I immediately prepared an unclassified memo of the conversation about Flynn and discussed the matter with FBI senior leadership. I had understood the President to be requesting that we drop any investigation of Flynn in connection with false statements about his conversations with the Russian ambassador in December. I did not understand the President to be talking about the broader investigation into Russia or possible links to his campaign. I could be wrong, but I took him to be focusing on what had just happened with Flynn’s departure and the controversy around his account of his phone calls. Regardless, it was very concerning, given the FBI’s role as an independent investigative agency.

(Knowing how Trump talks, I love the dry understatement of Comey’s line that “The President then made a long series of comments.”) Comey goes on to note further efforts he made to discuss Trump’s comments within the FBI and keep them from infecting the Justice Department. When he later spoke with Jeff Sessions, Comey 

took the opportunity to implore the Attorney General to prevent any future direct communication between the President and me. I told the AG that what had just happened – him being asked to leave while the FBI Director, who reports to the AG, remained behind – was inappropriate and should never happen. He did not reply. For the reasons discussed above, I did not mention that the President broached the FBI’s potential investigation of General Flynn.

While Comey is careful to note that he did not interpret the conversation as a request to abandon all investigations of Flynn, just the conversation that had just cost Flynn his job, and while Trump’s request would not amount to “obstruction of justice” under the law, it’s still highly improper conduct by the president of the United States to ask the FBI Director, who knows full well that the president can fire him, to lay off a friend and former aide to the president. Comey acted entirely properly by documenting the incident and asking Sessions to keep him from getting cornered by Trump like that again (for similar reasons to why then-FBI Director Louis Freeh turned in his White House pass during Bill Clinton’s term).
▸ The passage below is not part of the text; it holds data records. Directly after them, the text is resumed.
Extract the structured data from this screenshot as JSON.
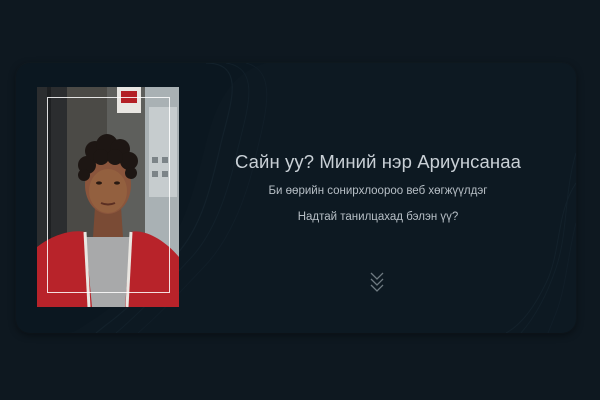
{
  "hero": {
    "greeting": "Сайн уу? Миний нэр Ариунсанаа",
    "line1": "Би өөрийн сонирхлоороо веб хөгжүүлдэг",
    "line2": "Надтай танилцахад бэлэн үү?"
  },
  "icons": {
    "scroll_down": "chevron-double-down-icon"
  },
  "colors": {
    "background": "#0e1820",
    "card": "#0d1922",
    "text": "#c9d0d6",
    "jacket": "#b8232a"
  }
}
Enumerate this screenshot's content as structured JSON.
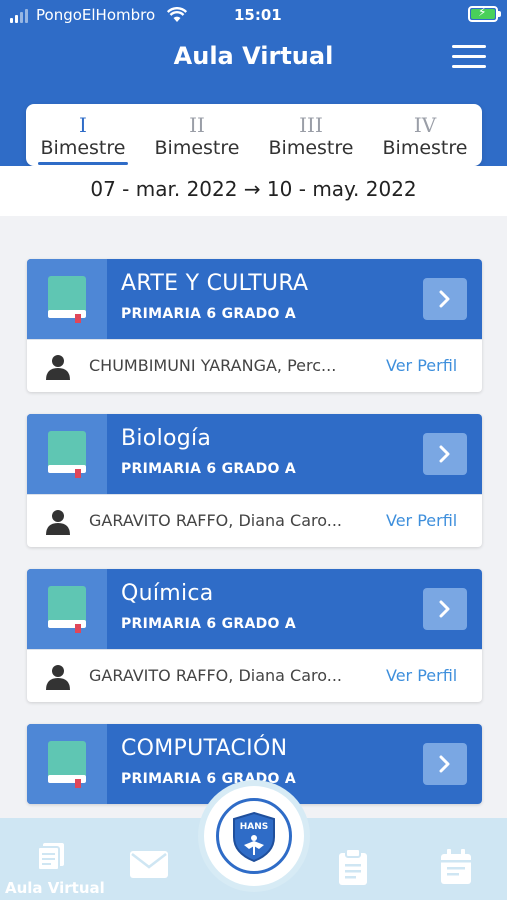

The narrative the Democrats desperately want is that Trump is under FBI investigation for criminal activity that invalidates the 2016 election, and has committed impeachable offenses. The facts they actually have are a lot less sexy: a president who wouldn’t respect the FBI’s independence and couldn’t understand why the FBI Director couldn’t publicly exonerate him when he wasn’t under investigation. But those facts are ugly enough in what they say about Trump’s ability to run a government that inspires confidence in the impartial administration of justice.